Le logiciel libre est un mouvement. Comme tout mouvement, il vient avec:
- un discours: les licences logicielles libres comme la GPL par exemple
- une pensée qui s'exprime par exemple dans les évolutions de la GPL pour tenir compte de certains facteurs nouveaux
- une action: le projet GNU, le noyau Linux,etc... tout ce qui nous permet d'avoir des logiciels libres fonctionnels
- des arguments construits: les 4 libertés, les réflexions sur les DRM, les brevets logiciels, etc...
- des personnes diverses et variées qui font de l'animation: la FSF, Debian, etc...

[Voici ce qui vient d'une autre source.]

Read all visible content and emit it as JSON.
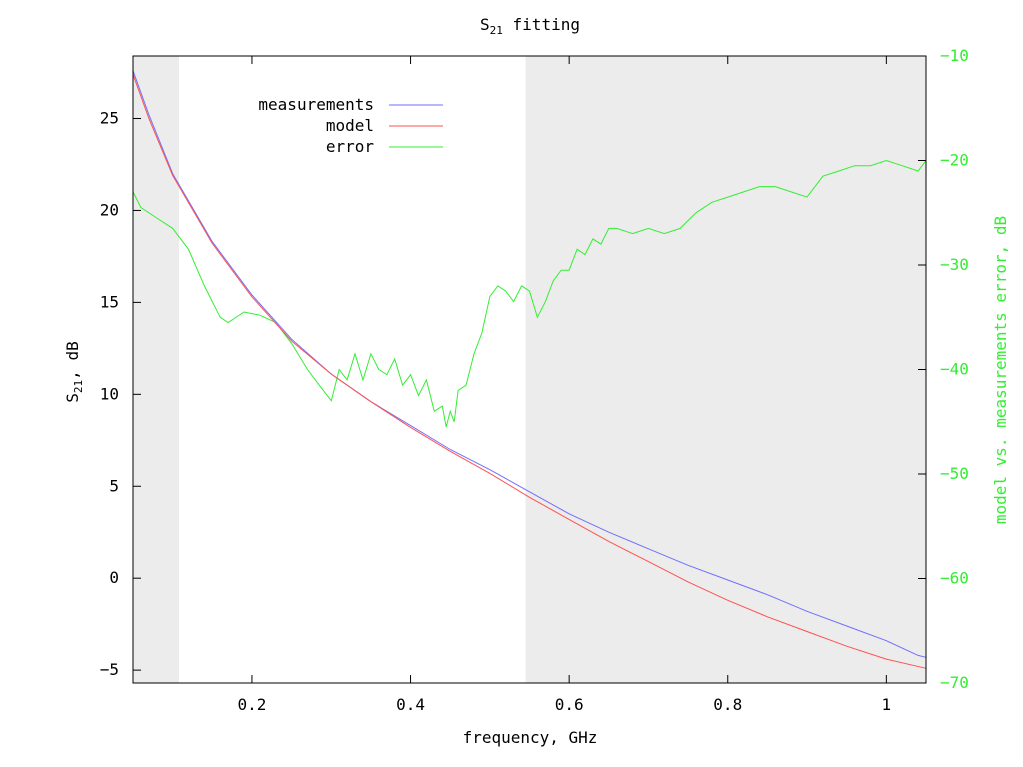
{
  "chart_data": {
    "type": "line",
    "title": "S",
    "title_sub": "21",
    "title_rest": " fitting",
    "xlabel": "frequency, GHz",
    "ylabel": "S",
    "ylabel_sub": "21",
    "ylabel_rest": ", dB",
    "y2label": "model vs. measurements error, dB",
    "xlim": [
      0.05,
      1.05
    ],
    "ylim": [
      -5.7,
      28.4
    ],
    "y2lim": [
      -70,
      -10
    ],
    "x_ticks": [
      {
        "v": 0.2,
        "label": "0.2"
      },
      {
        "v": 0.4,
        "label": "0.4"
      },
      {
        "v": 0.6,
        "label": "0.6"
      },
      {
        "v": 0.8,
        "label": "0.8"
      },
      {
        "v": 1.0,
        "label": "1"
      }
    ],
    "y_ticks": [
      {
        "v": 25,
        "label": "25"
      },
      {
        "v": 20,
        "label": "20"
      },
      {
        "v": 15,
        "label": "15"
      },
      {
        "v": 10,
        "label": "10"
      },
      {
        "v": 5,
        "label": "5"
      },
      {
        "v": 0,
        "label": "0"
      },
      {
        "v": -5,
        "label": "−5"
      }
    ],
    "y2_ticks": [
      {
        "v": -10,
        "label": "−10"
      },
      {
        "v": -20,
        "label": "−20"
      },
      {
        "v": -30,
        "label": "−30"
      },
      {
        "v": -40,
        "label": "−40"
      },
      {
        "v": -50,
        "label": "−50"
      },
      {
        "v": -60,
        "label": "−60"
      },
      {
        "v": -70,
        "label": "−70"
      }
    ],
    "shaded_x_ranges": [
      [
        0.05,
        0.108
      ],
      [
        0.545,
        1.05
      ]
    ],
    "grid": false,
    "legend_position": "top-left",
    "series": [
      {
        "name": "measurements",
        "axis": "left",
        "color": "#6f6fff",
        "x": [
          0.05,
          0.07,
          0.1,
          0.15,
          0.2,
          0.25,
          0.3,
          0.35,
          0.4,
          0.45,
          0.5,
          0.55,
          0.6,
          0.65,
          0.7,
          0.75,
          0.8,
          0.85,
          0.9,
          0.95,
          1.0,
          1.04,
          1.05
        ],
        "y": [
          27.6,
          25.2,
          22.0,
          18.3,
          15.4,
          13.0,
          11.1,
          9.6,
          8.3,
          7.0,
          5.9,
          4.7,
          3.5,
          2.5,
          1.6,
          0.7,
          -0.1,
          -0.9,
          -1.8,
          -2.6,
          -3.4,
          -4.2,
          -4.3
        ]
      },
      {
        "name": "model",
        "axis": "left",
        "color": "#ff5050",
        "x": [
          0.05,
          0.07,
          0.1,
          0.15,
          0.2,
          0.25,
          0.3,
          0.35,
          0.4,
          0.45,
          0.5,
          0.55,
          0.6,
          0.65,
          0.7,
          0.75,
          0.8,
          0.85,
          0.9,
          0.95,
          1.0,
          1.05
        ],
        "y": [
          27.4,
          25.0,
          21.9,
          18.2,
          15.3,
          12.9,
          11.1,
          9.6,
          8.2,
          6.9,
          5.7,
          4.4,
          3.2,
          2.0,
          0.9,
          -0.2,
          -1.2,
          -2.1,
          -2.9,
          -3.7,
          -4.4,
          -4.9
        ]
      },
      {
        "name": "error",
        "axis": "right",
        "color": "#33ee33",
        "x": [
          0.05,
          0.06,
          0.08,
          0.1,
          0.12,
          0.14,
          0.16,
          0.17,
          0.19,
          0.21,
          0.23,
          0.25,
          0.27,
          0.29,
          0.3,
          0.31,
          0.32,
          0.33,
          0.34,
          0.35,
          0.36,
          0.37,
          0.38,
          0.39,
          0.4,
          0.41,
          0.42,
          0.43,
          0.44,
          0.445,
          0.45,
          0.455,
          0.46,
          0.47,
          0.48,
          0.49,
          0.5,
          0.51,
          0.52,
          0.53,
          0.54,
          0.55,
          0.56,
          0.57,
          0.58,
          0.59,
          0.6,
          0.61,
          0.62,
          0.63,
          0.64,
          0.65,
          0.66,
          0.68,
          0.7,
          0.72,
          0.74,
          0.76,
          0.78,
          0.8,
          0.82,
          0.84,
          0.86,
          0.88,
          0.9,
          0.92,
          0.94,
          0.96,
          0.98,
          1.0,
          1.02,
          1.04,
          1.05
        ],
        "y": [
          -23,
          -24.5,
          -25.5,
          -26.5,
          -28.5,
          -32,
          -35,
          -35.5,
          -34.5,
          -34.8,
          -35.5,
          -37.5,
          -40,
          -42,
          -43,
          -40,
          -41,
          -38.5,
          -41,
          -38.5,
          -40,
          -40.5,
          -39,
          -41.5,
          -40.5,
          -42.5,
          -41,
          -44,
          -43.5,
          -45.5,
          -44,
          -45,
          -42,
          -41.5,
          -38.5,
          -36.5,
          -33,
          -32,
          -32.5,
          -33.5,
          -32,
          -32.5,
          -35,
          -33.5,
          -31.5,
          -30.5,
          -30.5,
          -28.5,
          -29,
          -27.5,
          -28,
          -26.5,
          -26.5,
          -27,
          -26.5,
          -27,
          -26.5,
          -25,
          -24,
          -23.5,
          -23,
          -22.5,
          -22.5,
          -23,
          -23.5,
          -21.5,
          -21,
          -20.5,
          -20.5,
          -20,
          -20.5,
          -21,
          -20
        ]
      }
    ]
  }
}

- des variations: OpenSource vs FreeSoftware par exemple
En plus de tout ça, le mouvement du logiciel libre a "enfanté" (essaimé) sur d'autres aspects que les logiciels ou le code source.
Par exemple, Wikipedia a bien profité du logiciel libre, tant dans son infrastructure qui est construite avec ces briques libres, que dans sa posture de partage et d'ouverture (n'importe qui peut lire et "presque" n'importe qui peut écrire), similaire au partage et à l'ouverture du code dans le logiciel libre, ou bien encore, sur la partie juridique: la licence de publication de Wikipédia est fortement inspirée des travaux menés par le mouvement du logiciel libre. Cf: http://fr.wikipedia.org/wiki/Wikip%C3%A9dia#Filiations_cultu(...)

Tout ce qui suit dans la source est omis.